Check out these amazing temperatures for Tuesday afternoon and then the dew points.  High dew points, as well.  Lot of moisture in the atmosphere.  Unstable atmosphere.

Dew point map

Tuesday night and Wednesday morning:

All modes of severe weather will be possible IF the CAP breaks and storms form ahead of a squall line.

What is a squall line? A squall line is a line of thunderstorms that forms along and ahead of cold fronts. Squall lines can produce hail, damaging winds, and occasionally short lived tornadoes.

The big question will be supercells.
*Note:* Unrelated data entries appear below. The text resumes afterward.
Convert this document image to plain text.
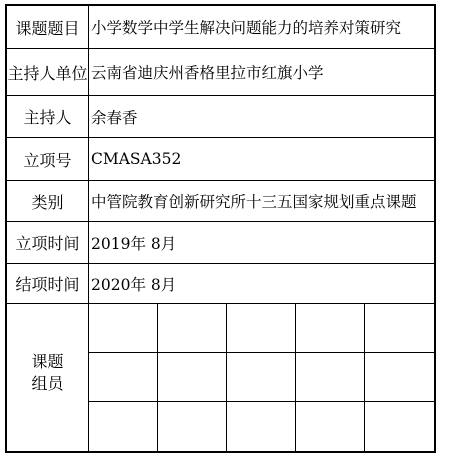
课题题目 小学数学中学生解决问题能力的培养对策研究
主持人单位 云南省迪庆州香格里拉市红旗小学
主持人	余春香
立项号	CMASA352
类别	中管院教育创新研究所十三五国家规划重点课题
立项时间 2019年 8月
结项时间 2020年 8月
课题
组员
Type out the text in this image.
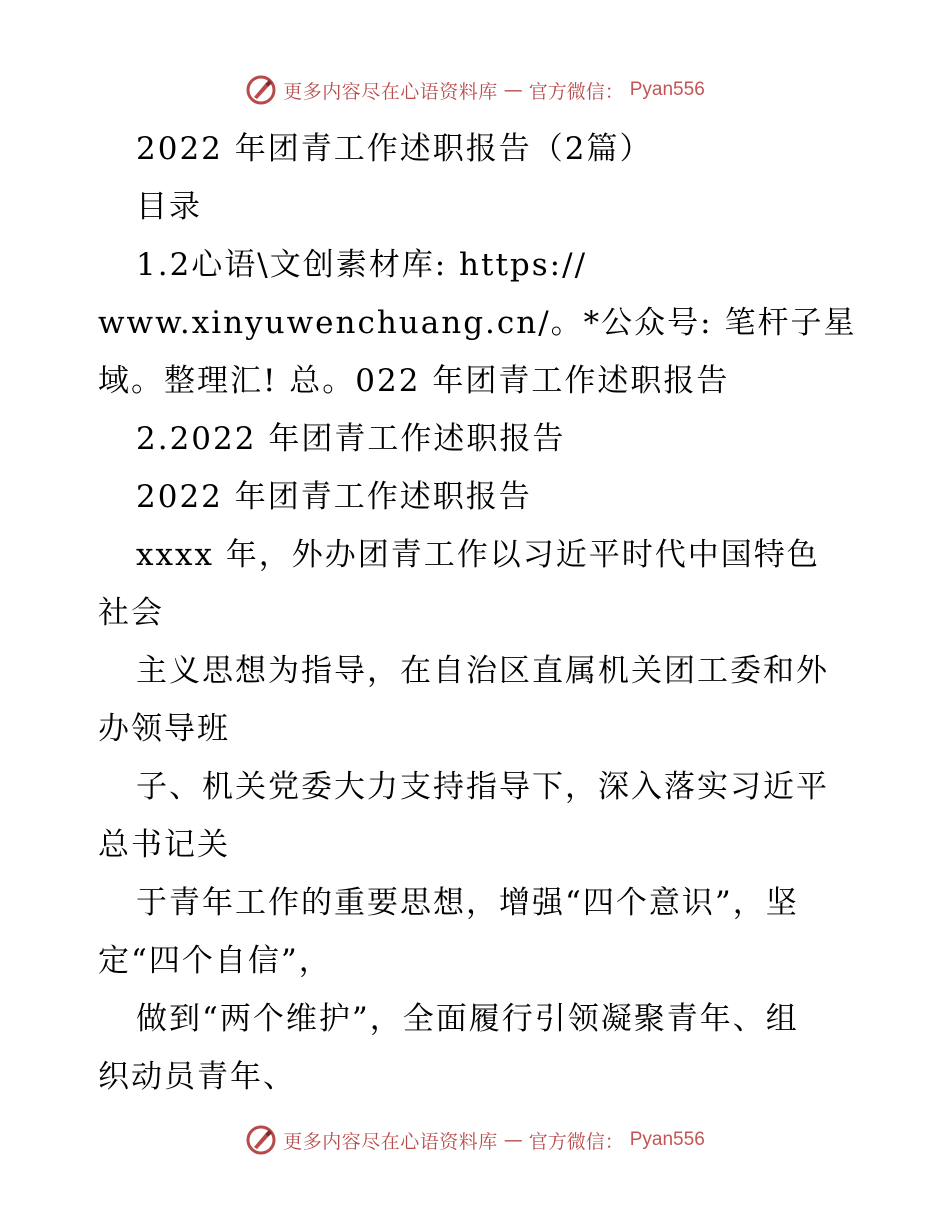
更多内容尽在心语资料库 — 官方微信： Pyan556
2022 年团青工作述职报告（2篇）
目录
1.2心语\文创素材库: https://
www.xinyuwenchuang.cn/。*公众号: 笔杆子星
域。整理汇! 总。022 年团青工作述职报告
2.2022 年团青工作述职报告
2022 年团青工作述职报告
xxxx 年，外办团青工作以习近平时代中国特色
社会
主义思想为指导，在自治区直属机关团工委和外
办领导班
子、机关党委大力支持指导下，深入落实习近平
总书记关
于青年工作的重要思想，增强“四个意识”，坚
定“四个自信”，
做到“两个维护”，全面履行引领凝聚青年、组
织动员青年、
更多内容尽在心语资料库 — 官方微信： Pyan556
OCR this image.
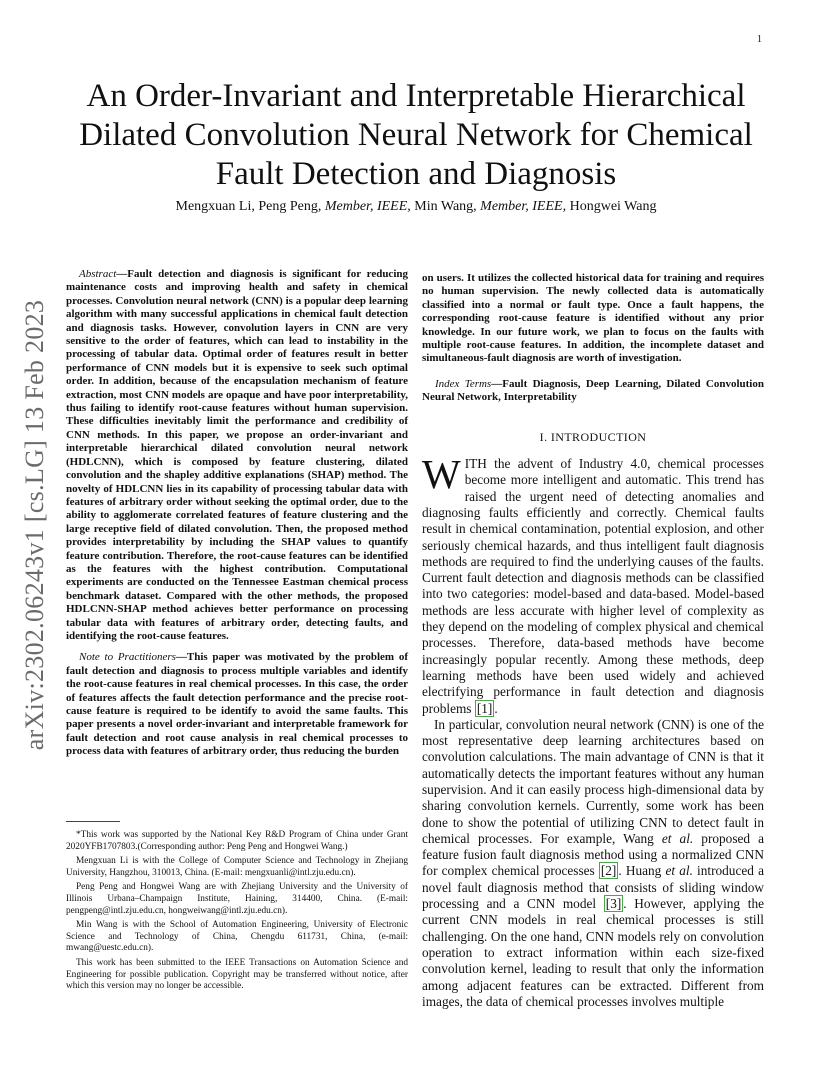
1
arXiv:2302.06243v1 [cs.LG] 13 Feb 2023
An Order-Invariant and Interpretable Hierarchical
Dilated Convolution Neural Network for Chemical
Fault Detection and Diagnosis
Mengxuan Li, Peng Peng, Member, IEEE, Min Wang, Member, IEEE, Hongwei Wang

Abstract—Fault detection and diagnosis is significant for reducing maintenance costs and improving health and safety in chemical processes. Convolution neural network (CNN) is a popular deep learning algorithm with many successful applications in chemical fault detection and diagnosis tasks. However, convolution layers in CNN are very sensitive to the order of features, which can lead to instability in the processing of tabular data. Optimal order of features result in better performance of CNN models but it is expensive to seek such optimal order. In addition, because of the encapsulation mechanism of feature extraction, most CNN models are opaque and have poor interpretability, thus failing to identify root-cause features without human supervision. These difficulties inevitably limit the performance and credibility of CNN methods. In this paper, we propose an order-invariant and interpretable hierarchical dilated convolution neural network (HDLCNN), which is composed by feature clustering, dilated convolution and the shapley additive explanations (SHAP) method. The novelty of HDLCNN lies in its capability of processing tabular data with features of arbitrary order without seeking the optimal order, due to the ability to agglomerate correlated features of feature clustering and the large receptive field of dilated convolution. Then, the proposed method provides interpretability by including the SHAP values to quantify feature contribution. Therefore, the root-cause features can be identified as the features with the highest contribution. Computational experiments are conducted on the Tennessee Eastman chemical process benchmark dataset. Compared with the other methods, the proposed HDLCNN-SHAP method achieves better performance on processing tabular data with features of arbitrary order, detecting faults, and identifying the root-cause features.

Note to Practitioners—This paper was motivated by the problem of fault detection and diagnosis to process multiple variables and identify the root-cause features in real chemical processes. In this case, the order of features affects the fault detection performance and the precise root-cause feature is required to be identify to avoid the same faults. This paper presents a novel order-invariant and interpretable framework for fault detection and root cause analysis in real chemical processes to process data with features of arbitrary order, thus reducing the burden

*This work was supported by the National Key R&D Program of China under Grant 2020YFB1707803.(Corresponding author: Peng Peng and Hongwei Wang.)

Mengxuan Li is with the College of Computer Science and Technology in Zhejiang University, Hangzhou, 310013, China. (E-mail: mengxuanli@intl.zju.edu.cn).

Peng Peng and Hongwei Wang are with Zhejiang University and the University of Illinois Urbana–Champaign Institute, Haining, 314400, China. (E-mail: pengpeng@intl.zju.edu.cn, hongweiwang@intl.zju.edu.cn).

Min Wang is with the School of Automation Engineering, University of Electronic Science and Technology of China, Chengdu 611731, China, (e-mail: mwang@uestc.edu.cn).

This work has been submitted to the IEEE Transactions on Automation Science and Engineering for possible publication. Copyright may be transferred without notice, after which this version may no longer be accessible.

on users. It utilizes the collected historical data for training and requires no human supervision. The newly collected data is automatically classified into a normal or fault type. Once a fault happens, the corresponding root-cause feature is identified without any prior knowledge. In our future work, we plan to focus on the faults with multiple root-cause features. In addition, the incomplete dataset and simultaneous-fault diagnosis are worth of investigation.

Index Terms—Fault Diagnosis, Deep Learning, Dilated Convolution Neural Network, Interpretability

I. INTRODUCTION

WITH the advent of Industry 4.0, chemical processes become more intelligent and automatic. This trend has raised the urgent need of detecting anomalies and diagnosing faults efficiently and correctly. Chemical faults result in chemical contamination, potential explosion, and other seriously chemical hazards, and thus intelligent fault diagnosis methods are required to find the underlying causes of the faults. Current fault detection and diagnosis methods can be classified into two categories: model-based and data-based. Model-based methods are less accurate with higher level of complexity as they depend on the modeling of complex physical and chemical processes. Therefore, data-based methods have become increasingly popular recently. Among these methods, deep learning methods have been used widely and achieved electrifying performance in fault detection and diagnosis problems [1] .

In particular, convolution neural network (CNN) is one of the most representative deep learning architectures based on convolution calculations. The main advantage of CNN is that it automatically detects the important features without any human supervision. And it can easily process high-dimensional data by sharing convolution kernels. Currently, some work has been done to show the potential of utilizing CNN to detect fault in chemical processes. For example, Wang et al. proposed a feature fusion fault diagnosis method using a normalized CNN for complex chemical processes [2] . Huang et al. introduced a novel fault diagnosis method that consists of sliding window processing and a CNN model [3] . However, applying the current CNN models in real chemical processes is still challenging. On the one hand, CNN models rely on convolution operation to extract information within each size-fixed convolution kernel, leading to result that only the information among adjacent features can be extracted. Different from images, the data of chemical processes involves multiple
Do supercells form ahead of the cold front.

Supercells are the storms that produce large hail, damaging winds, and longer tracked tornadoes.

You can see here on the 3K NAM guidance the squall line to our northwest on Tuesday night.  It will sweep across the region on Tuesday night and Wednesday.  Look ahead of the squall line.   Those are supercells.  This is what we need to closely monitor.

You can see some supercells in Arkansas.  These would race northeast at 60 to 70 mph.  Fast moving storms.

The local NWS offices, the Storm Prediction Center, and every local meteorologist is currently wrestling with this question.

I always tell you when I don’t know.

I don’t know if supercells will form ahead of the squall line.

I am confident a squall line forms and moves through the area after midnight on Tuesday night/Wednesday morning.

Even if supercells don’t form, the squall line will be capable of producing wind damage, hail, and short-lived tornadoes.

I would encourage you to monitor updated forecasts. This will most likely be an all night event. Meaning, Tuesday night and Wednesday morning will need to be monitored by forecasters.

It is possible the worst of the weather will occur between 12 am Wednesday and 9 am Wednesday. That means it will be occurring while most people sleep. Thus, the reason I told you to make sure your weather radios are working and you have your text messages working.

I monitor all of the latest guidance and update accordingly.

On Tuesday night I will be with you all night to track the storms.